"Prostherapis" dunni
- Conservation status: Critically Endangered (IUCN 3.1)

Scientific classification
- Kingdom: Animalia
- Phylum: Chordata
- Class: Amphibia
- Order: Anura
- Family: Aromobatidae
- Genus: "Prostherapis"
- Species: "P." dunni
- Binomial name: "Prostherapis" dunni Rivero, 1961
- Synonyms: Colostethus dunni (Rivero, 1961);

= "Prostherapis" dunni =

- Genus: "Prostherapis"
- Species: dunni
- Authority: Rivero, 1961
- Conservation status: CR
- Synonyms: Colostethus dunni (Rivero, 1961)

Species of frog

"Prostherapis" dunni is a species of frog endemic to the Venezuelan Coastal Range. Its taxonomic position is uncertain, apart from its placement in the family Aromobatidae; it might be an Aromobates.

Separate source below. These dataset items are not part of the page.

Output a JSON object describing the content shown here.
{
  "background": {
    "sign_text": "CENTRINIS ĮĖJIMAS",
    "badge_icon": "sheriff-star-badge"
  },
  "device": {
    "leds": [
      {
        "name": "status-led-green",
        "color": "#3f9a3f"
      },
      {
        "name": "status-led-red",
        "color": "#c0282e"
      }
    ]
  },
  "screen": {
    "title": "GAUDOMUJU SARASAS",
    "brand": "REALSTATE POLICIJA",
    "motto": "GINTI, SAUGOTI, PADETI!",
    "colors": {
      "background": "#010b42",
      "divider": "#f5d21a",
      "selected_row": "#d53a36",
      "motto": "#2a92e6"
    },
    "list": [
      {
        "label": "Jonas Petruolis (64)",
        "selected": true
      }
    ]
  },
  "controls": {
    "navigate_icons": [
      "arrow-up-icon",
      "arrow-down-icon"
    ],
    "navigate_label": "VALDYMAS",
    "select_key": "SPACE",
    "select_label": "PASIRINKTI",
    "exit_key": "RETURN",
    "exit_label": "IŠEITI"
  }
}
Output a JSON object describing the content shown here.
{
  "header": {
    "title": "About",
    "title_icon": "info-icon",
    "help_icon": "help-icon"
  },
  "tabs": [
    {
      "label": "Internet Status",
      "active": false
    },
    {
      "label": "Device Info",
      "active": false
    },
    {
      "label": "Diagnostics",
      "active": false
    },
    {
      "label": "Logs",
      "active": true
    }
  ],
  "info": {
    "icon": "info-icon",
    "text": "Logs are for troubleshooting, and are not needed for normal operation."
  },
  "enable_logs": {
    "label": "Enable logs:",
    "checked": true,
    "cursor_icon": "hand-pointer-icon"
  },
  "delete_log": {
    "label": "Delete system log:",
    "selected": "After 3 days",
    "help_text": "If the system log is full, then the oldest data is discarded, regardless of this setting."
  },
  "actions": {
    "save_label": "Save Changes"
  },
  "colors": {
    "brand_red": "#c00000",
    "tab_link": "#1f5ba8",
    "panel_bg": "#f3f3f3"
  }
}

The frog is diurnal and lives near creeks in montane forests. It was assessed as critically endangered (possibly extinct) by the IUCN in 2019. The primary threat it faces is habitat loss and degradation due to local human activity. Chytridiomycosis has not been confirmed in the species, but the disease has been detected in other amphibians native to Cordillera de la Costa. Prostherapis dunni was last seen in 1977, with later surveys failing to find it.